彼女の足にぴったりとまとわり付く猫からも怪しむような視線がビシビシ飛んでくる。
「えと、面倒だからお前の家で飯食わせてもらおうかって…思ったんだけど、何をそんなに驚いているんだ?」
仕事で培われた鉄壁のポーカーフェイスを総動員してしれっと答えてみたが、内心は心臓が喉の辺りまで上がってきているみたいにドクドクと煩い。
いきなり入ってくるな、だのびっくりさせるな、だの怒りながら部屋の中へと進んでいく彼女の後ろをゴメンゴメンと謝りながら付いていく。

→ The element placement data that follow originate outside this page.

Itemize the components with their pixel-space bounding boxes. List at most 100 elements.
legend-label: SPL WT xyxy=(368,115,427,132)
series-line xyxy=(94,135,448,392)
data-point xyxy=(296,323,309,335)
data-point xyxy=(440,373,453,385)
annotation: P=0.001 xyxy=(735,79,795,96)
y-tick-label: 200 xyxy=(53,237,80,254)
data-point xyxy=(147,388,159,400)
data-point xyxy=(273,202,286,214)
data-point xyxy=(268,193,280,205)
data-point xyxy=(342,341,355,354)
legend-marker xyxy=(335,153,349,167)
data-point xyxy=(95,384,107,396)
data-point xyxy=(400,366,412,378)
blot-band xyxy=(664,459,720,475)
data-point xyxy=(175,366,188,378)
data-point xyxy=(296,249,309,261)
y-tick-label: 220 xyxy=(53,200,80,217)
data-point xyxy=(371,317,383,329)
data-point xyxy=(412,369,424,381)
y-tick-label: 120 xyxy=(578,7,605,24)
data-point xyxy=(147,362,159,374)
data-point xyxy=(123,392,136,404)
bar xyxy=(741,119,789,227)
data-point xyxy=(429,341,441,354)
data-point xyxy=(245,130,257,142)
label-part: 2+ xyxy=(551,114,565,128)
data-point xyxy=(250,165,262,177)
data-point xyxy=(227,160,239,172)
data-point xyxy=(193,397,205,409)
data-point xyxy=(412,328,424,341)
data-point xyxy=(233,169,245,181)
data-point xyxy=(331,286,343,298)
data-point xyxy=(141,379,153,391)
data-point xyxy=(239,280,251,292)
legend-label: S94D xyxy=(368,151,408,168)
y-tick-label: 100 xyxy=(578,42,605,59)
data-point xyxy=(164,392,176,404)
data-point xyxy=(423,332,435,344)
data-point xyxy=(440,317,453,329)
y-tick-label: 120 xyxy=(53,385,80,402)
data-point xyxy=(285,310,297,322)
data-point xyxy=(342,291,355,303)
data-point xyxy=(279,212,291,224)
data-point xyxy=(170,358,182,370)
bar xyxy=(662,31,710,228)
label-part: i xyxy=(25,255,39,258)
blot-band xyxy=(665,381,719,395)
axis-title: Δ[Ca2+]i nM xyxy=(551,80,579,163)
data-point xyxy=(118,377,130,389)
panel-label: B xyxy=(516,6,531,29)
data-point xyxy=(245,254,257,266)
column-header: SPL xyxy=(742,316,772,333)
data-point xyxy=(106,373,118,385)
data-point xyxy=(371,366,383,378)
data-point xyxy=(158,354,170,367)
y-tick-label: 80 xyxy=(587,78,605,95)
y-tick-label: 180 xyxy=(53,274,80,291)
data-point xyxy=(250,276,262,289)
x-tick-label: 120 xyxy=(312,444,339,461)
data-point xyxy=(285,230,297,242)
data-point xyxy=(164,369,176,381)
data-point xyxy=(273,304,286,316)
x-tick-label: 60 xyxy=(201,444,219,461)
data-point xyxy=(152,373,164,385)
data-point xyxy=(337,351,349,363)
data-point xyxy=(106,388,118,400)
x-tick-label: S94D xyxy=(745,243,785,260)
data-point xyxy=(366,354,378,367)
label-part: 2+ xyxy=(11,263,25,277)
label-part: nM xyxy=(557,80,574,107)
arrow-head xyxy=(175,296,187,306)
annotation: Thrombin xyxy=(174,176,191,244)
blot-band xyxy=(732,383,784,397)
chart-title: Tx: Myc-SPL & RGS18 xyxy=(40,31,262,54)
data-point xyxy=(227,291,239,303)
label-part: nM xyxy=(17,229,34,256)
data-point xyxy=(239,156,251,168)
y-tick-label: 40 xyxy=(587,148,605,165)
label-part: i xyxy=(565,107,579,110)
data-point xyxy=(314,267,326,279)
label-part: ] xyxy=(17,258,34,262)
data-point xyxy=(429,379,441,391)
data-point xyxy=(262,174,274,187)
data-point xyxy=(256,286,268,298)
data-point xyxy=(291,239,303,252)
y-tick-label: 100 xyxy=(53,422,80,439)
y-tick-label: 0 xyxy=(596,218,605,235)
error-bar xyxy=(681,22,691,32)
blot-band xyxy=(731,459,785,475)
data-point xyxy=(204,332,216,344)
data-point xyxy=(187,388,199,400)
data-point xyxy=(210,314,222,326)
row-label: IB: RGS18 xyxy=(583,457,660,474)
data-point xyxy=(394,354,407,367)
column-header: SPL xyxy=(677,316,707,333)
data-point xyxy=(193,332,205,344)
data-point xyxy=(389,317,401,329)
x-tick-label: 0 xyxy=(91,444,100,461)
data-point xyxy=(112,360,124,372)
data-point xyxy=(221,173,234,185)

何も咎められることなく彼女のプライベートスペースに入る。
女性らしいふんわりとした、柔らかい香りがする。
俺だけの特権。
この関係が幸せで、壊したくなくて告白も出来ないヘタレ男子のくせに、他の男の介入を一切許さない。
コイツには俺がいる。
いつだって隣にいて支えてやる。
だから、他は誰もいらない。
自分でもイカレた奴だと思う。
彼女に対してのこの感情は、好きだとか愛してるとか、そんな軽い言葉では言い表せない。
依存。
俺はこのみに依存している。
彼女が他の男のものになるなんて、考えただけでも狂ってしまいそうだ。
俺のものになって欲しいなんて、そんな贅沢は言わないよ。
だからせめて、誰のものにもならないで。
友達でもいいから、兄や弟と思っていてくれてもいいから、俺をお前の一番にしておいて。
このみを誑かす男がいるのなら、どんな手を使っても排除する。
今まで、そうしてきたみたいにね。
ああ、このみ。
大好きだ。
愛してるよ。
今日までひた隠してきた俺の狂気を、これからも、知られてはいけない。
ヤンデーレ。
ダイチ・サン・ヤンデーレです。